Mabana Sy Sawane : « On gagne toujours à apprendre »

Publiée le 6 janv. 2023

Mabana Sy Sawane : « On gagne toujours à apprendre »

Mabana Sy Sawane

Toujours à l’affût de nouvelles saveurs, de nouvelles rencontres et de nouvelles compétences, Mabana Sy Sawane, pâtissière et entrepreneure, compte ouvrir un salon de thé-librairie à son image : inventif et rassembleur.

Son truc, c’est la créativité. « J’ai toujours bien aimé l’art et j’ai choisi un bac avec une option Arts plastiques, sourit Mabana Sy Sawane. À la base, je voulais être architecte, mais je n’avais pas assez de sous pour financer une école. » Alors, après avoir réussi en 2015 un CAP Pâtisserie en accéléré à l’Agence de formation et de conseil en insertion (AFCI) de Pantin, elle a vite suivi une autre formation, en « cake design » cette fois.

Venu des États-Unis, cet art culinaire consiste à sculpter, modeler et décorer avec de la pâte à sucre des gâteaux spectaculaires, souvent destinés à des événements tels que des anniversaires ou des mariages. « C’est plus visuel que gustatif, parce que c’est assez sucré, mais j’essaie d’allier ça avec mes acquis en pâtisserie classique française pour trouver un entre-deux, en gérant bien le taux de sucre, en faisant des crèmes assez légères... »

Sur sa page Instagram sy.joliepatisserie, elle expose ses créations, qu’elle met des jours à imaginer et à travailler dans les moindres détails, tout en minutie et en patience. « On dessine un prototype sur papier puis on commence toujours par confectionner les détails, comme les fausses fleurs en sucre. » Pendant quelque temps, celle qui a suivi une licence d’administration économique et sociale comme formation initiale jongle entre son métier d’assistante de direction et son activité de microentrepreneure, en tant que traiteure puis pâtissière.

« Il y a forcément des choses qu’on a en commun. »

En 2018, elle décide de se lancer à 100 % dans la pâtisserie. « C’était le moment de me jeter à l’eau, j’avais monté mon business plan, alors j’ai demandé une rupture conventionnelle à mon ancien employeur », explique-t-elle.
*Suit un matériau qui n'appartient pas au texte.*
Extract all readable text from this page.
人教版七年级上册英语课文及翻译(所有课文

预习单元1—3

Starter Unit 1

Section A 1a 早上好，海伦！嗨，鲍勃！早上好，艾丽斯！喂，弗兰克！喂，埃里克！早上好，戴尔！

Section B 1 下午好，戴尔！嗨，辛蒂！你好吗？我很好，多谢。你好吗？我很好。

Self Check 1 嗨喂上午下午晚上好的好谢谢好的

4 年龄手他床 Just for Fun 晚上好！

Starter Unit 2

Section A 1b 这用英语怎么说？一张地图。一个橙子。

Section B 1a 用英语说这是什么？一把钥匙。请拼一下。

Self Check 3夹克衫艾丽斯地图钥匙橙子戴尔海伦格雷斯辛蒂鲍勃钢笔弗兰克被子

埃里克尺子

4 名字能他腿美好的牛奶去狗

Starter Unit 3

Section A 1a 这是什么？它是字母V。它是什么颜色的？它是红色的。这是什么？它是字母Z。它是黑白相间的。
Son projet à terme ? Ouvrir son propre établissement, un salon de thé-librairie avec aussi une offre de restauration, de préférence à La Courneuve où elle habite depuis 2014 après avoir vécu à Paris et à Montpellier.
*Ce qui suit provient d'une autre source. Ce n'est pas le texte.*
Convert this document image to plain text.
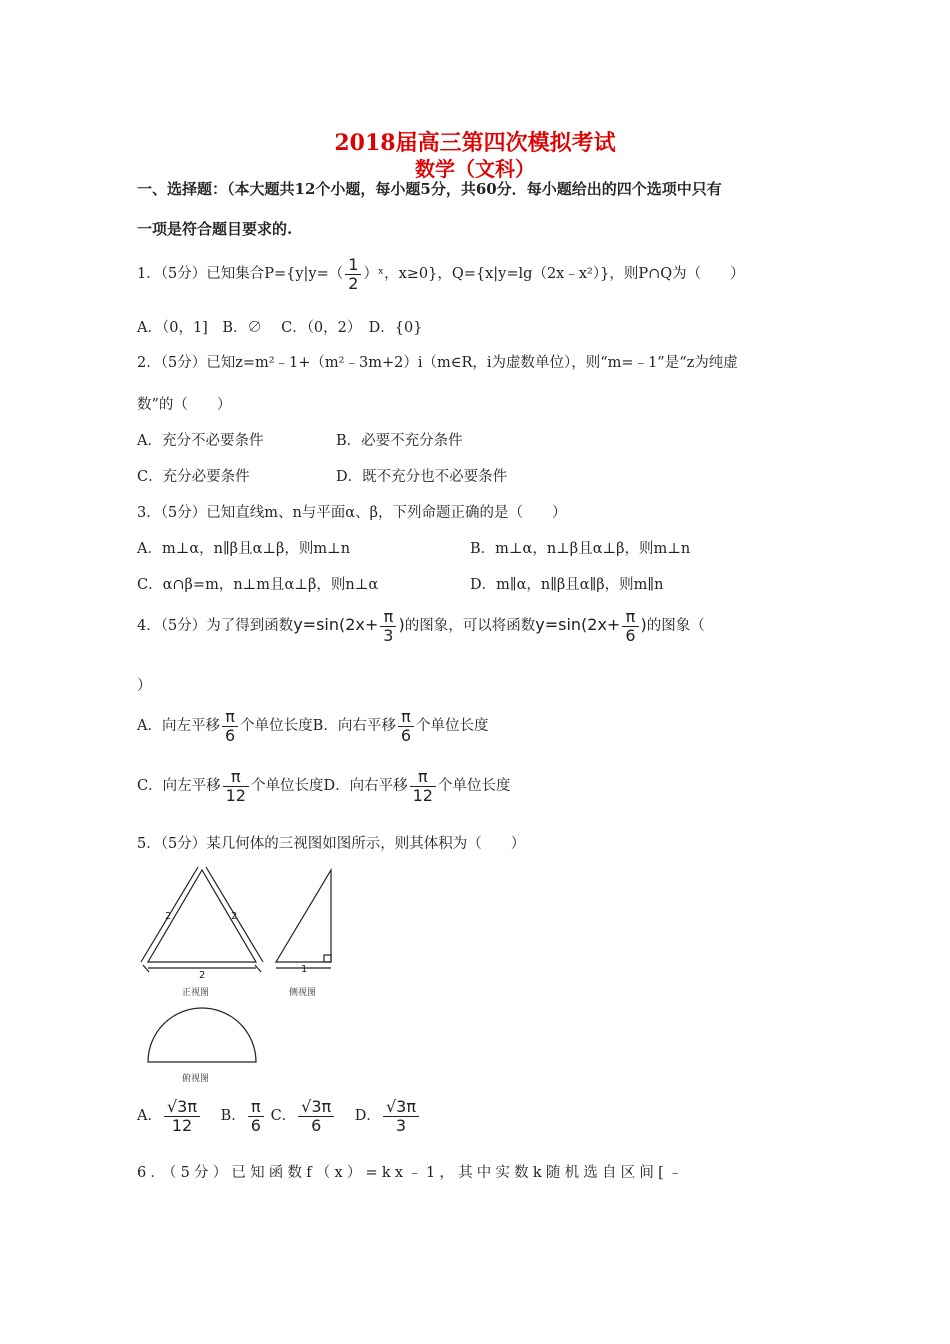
2018届高三第四次模拟考试
数学（文科）
一、选择题：（本大题共12个小题，每小题5分，共60分．每小题给出的四个选项中只有
一项是符合题目要求的.
1．（5分）已知集合$P=\{y|y=( \frac{1}{2}$ ）ˣ，x≥0}，Q={x|y=lg（2x﹣x²）}，则P∩Q为（　　）
A．（0，1]　B．∅　 C．（0，2）　D．{0}
2．（5分）已知z=m²﹣1+（m²﹣3m+2）i（m∈R，i为虚数单位），则“m=﹣1”是“z为纯虚
数”的（　　）
A．充分不必要条件	B．必要不充分条件
C．充分必要条件	D．既不充分也不必要条件
3．（5分）已知直线m、n与平面α、β，下列命题正确的是（　　）
A．m⊥α，n∥β且α⊥β，则m⊥n	B．m⊥α，n⊥β且α⊥β，则m⊥n
C．α∩β=m，n⊥m且α⊥β，则n⊥α	D．m∥α，n∥β且α∥β，则m∥n
4．（5分）为了得到函数$y=\sin(2x+ \frac{\pi}{3}$ )的图象，可以将函数$y=\sin(2x+ \frac{\pi}{6}$ )的图象（
）
A．向左平移 $\frac{\pi}{6}$ 个单位长度B．向右平移 $\frac{\pi}{6}$ 个单位长度
C．向左平移 $\frac{\pi}{12}$ 个单位长度D．向右平移 $\frac{\pi}{12}$ 个单位长度
5．（5分）某几何体的三视图如图所示，则其体积为（　　）
2	2
2
正视图
1
侧视图
俯视图
A． $\frac{√3\pi}{12}$ B． $\frac{\pi}{6}$ C． $\frac{√3\pi}{6}$ D． $\frac{√3\pi}{3}$
6．（5分）已知函数f（x）=kx﹣1，其中实数k随机选自区间[﹣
« Je lis beaucoup, des contes en particulier, qui apprennent énormément de choses sur les civilisations. Quand j’étais petite, je me suis plongée dans des contes tsiganes et je me suis rendu compte que la morale et les valeurs de ce peuple n’étaient pas si éloignées que ça de celles de mon ethnie en Côte d’Ivoire. » Ateliers de danse, de chant, de lecture, de jeu... Il s’agirait de susciter des rencontres et du partage autour des mets salés et sucrés gastronomiques qu’elle préparerait, principalement avec des produits de saison et issus de circuits courts, et des livres (ouvrages de fiction, romans d’auteur, contes...) qu’elle choisirait. « C’est une ville où il y a beaucoup de communautés qui ne se connaissent pas, si je peux apporter ma petite pierre à l’édifice en faisant en sorte que les gens s’ouvrent aux autres et échangent sur leur culture, c’est tant mieux. Il y a forcément des choses qu’on a en commun. Et quand on prend le temps de s’intéresser à une personne, ça crée du respect mutuel. »

Pour acheter le matériel de pâtisserie et la vaisselle nécessaires, Mabana Sy Sawane a bénéficié fin 2020 d’un Contrat courneuvien de réussite (CCR). En attendant de trouver le local idéal, elle travaille comme cheffe de partie pâtisserie dans un établissement très branché du XXe arrondissement de Paris. Un emploi stable qui lui permet de mettre de l’argent de côté et de gagner en expérience. « Je ne suis pas pressée, glisse-t-elle. Le plus important pour moi, c’est de pouvoir justifier de mes compétences auprès de mes futurs consommateurs. On gagne toujours à apprendre de toute façon. » Un emploi qui lui permet aussi d’expérimenter plein de choses pour le brunch dominical proposé aux client-e-s et d’explorer de nouvelles saveurs auprès d’une collègue japonaise, qui lui a notamment fait découvrir le mochi, un petit gâteau de farine de riz gluant. « Il y a aussi des produits de Côte d’Ivoire ou d’autres pays d’Afrique, comme les fleurs d’hibiscus, que j’aimerais plus connaître et maîtriser pour les intégrer dans mes pâtisseries. J’ai fait une création avec du matcha [thé vert japonais en poudre, ndlr] et des fleurs d’hibiscus en gelée, ça marche bien. » Du beau, du bon et du partage, son credo.